Le jour parut enfin, et avec lui son cortège de radieuses espérances.

Mais que se passe-t-il donc ? Tous se lèvent, poussant des hurlements de joie et gesticulant comme des forcenés ! Vernier lui-même, l’impassible Vernier semble prêt à partager cet accès de démence.
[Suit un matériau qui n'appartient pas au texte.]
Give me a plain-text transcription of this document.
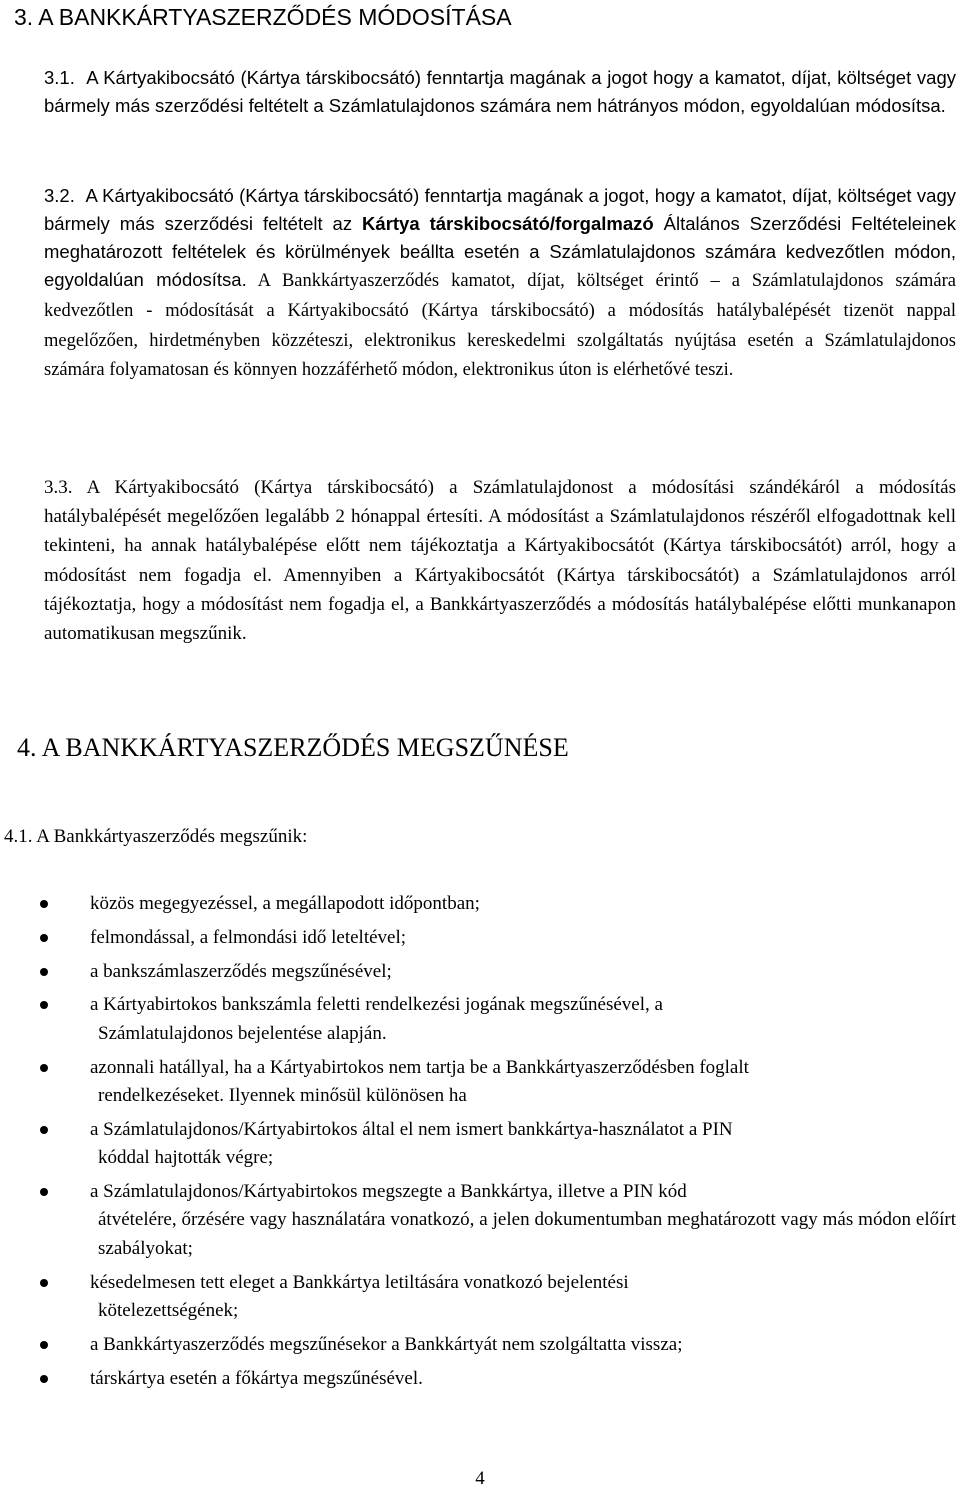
3. A BANKKÁRTYASZERZŐDÉS MÓDOSÍTÁSA

3.1. A Kártyakibocsátó (Kártya társkibocsátó) fenntartja magának a jogot hogy a kamatot, díjat, költséget vagy bármely más szerződési feltételt a Számlatulajdonos számára nem hátrányos módon, egyoldalúan módosítsa.

3.2. A Kártyakibocsátó (Kártya társkibocsátó) fenntartja magának a jogot, hogy a kamatot, díjat, költséget vagy bármely más szerződési feltételt az Kártya társkibocsátó/forgalmazó Általános Szerződési Feltételeinek meghatározott feltételek és körülmények beállta esetén a Számlatulajdonos számára kedvezőtlen módon, egyoldalúan módosítsa. A Bankkártyaszerződés kamatot, díjat, költséget érintő – a Számlatulajdonos számára kedvezőtlen - módosítását a Kártyakibocsátó (Kártya társkibocsátó) a módosítás hatálybalépését tizenöt nappal megelőzően, hirdetményben közzéteszi, elektronikus kereskedelmi szolgáltatás nyújtása esetén a Számlatulajdonos számára folyamatosan és könnyen hozzáférhető módon, elektronikus úton is elérhetővé teszi.

3.3. A Kártyakibocsátó (Kártya társkibocsátó) a Számlatulajdonost a módosítási szándékáról a módosítás hatálybalépését megelőzően legalább 2 hónappal értesíti. A módosítást a Számlatulajdonos részéről elfogadottnak kell tekinteni, ha annak hatálybalépése előtt nem tájékoztatja a Kártyakibocsátót (Kártya társkibocsátót) arról, hogy a módosítást nem fogadja el. Amennyiben a Kártyakibocsátót (Kártya társkibocsátót) a Számlatulajdonos arról tájékoztatja, hogy a módosítást nem fogadja el, a Bankkártyaszerződés a módosítás hatálybalépése előtti munkanapon automatikusan megszűnik.

4. A BANKKÁRTYASZERZŐDÉS MEGSZŰNÉSE

4.1. A Bankkártyaszerződés megszűnik:

közös megegyezéssel, a megállapodott időpontban;
felmondással, a felmondási idő leteltével;
a bankszámlaszerződés megszűnésével;
a Kártyabirtokos bankszámla feletti rendelkezési jogának megszűnésével, a
Számlatulajdonos bejelentése alapján.
azonnali hatállyal, ha a Kártyabirtokos nem tartja be a Bankkártyaszerződésben foglalt
rendelkezéseket. Ilyennek minősül különösen ha
a Számlatulajdonos/Kártyabirtokos által el nem ismert bankkártya-használatot a PIN
kóddal hajtották végre;
a Számlatulajdonos/Kártyabirtokos megszegte a Bankkártya, illetve a PIN kód
átvételére, őrzésére vagy használatára vonatkozó, a jelen dokumentumban meghatározott vagy más módon előírt szabályokat;
késedelmesen tett eleget a Bankkártya letiltására vonatkozó bejelentési
kötelezettségének;
a Bankkártyaszerződés megszűnésekor a Bankkártyát nem szolgáltatta vissza;
társkártya esetén a főkártya megszűnésével.
4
C’est qu’un faible rayonnement dore la blanche lumière du jour qui commence, annonçant le soleil. Ce n’est pas, il est vrai, la pleine lumière des jours radieux précurseurs des nuits scintillantes, mais c’est la fin d’un sombre cauchemar qui avait semblé devoir se terminer dans une obscurité éternelle.

La faim, la soif, la fatigue, tout est oublié. On s’embrasse, on pleure, on rit ; des voix caverneuses commencent des refrains qu’elles n’achèvent point ; les mains se cherchent, se rencontrent, se serrent. Un matelot saute au cou du capitaine. Le maître d’équipage tire de son sifflet de manœuvre des sons aigus, et lorsqu’il l’écarte de ses lèvres, c’est pour crier :

— Largue le grand hunier, la grande voile, la misaine et la brigantine ! La barre à tribord, et profitons du vent !

Vernier adresse au ciel une prière d’actions de grâces. Son visage est empreint d’une joie intense. Il va pouvoir enfin sauver quelques-uns de ceux qui l’ont aveuglément suivi et qu’il avait craint de voir, jusqu’au dernier, mourir sous ses yeux.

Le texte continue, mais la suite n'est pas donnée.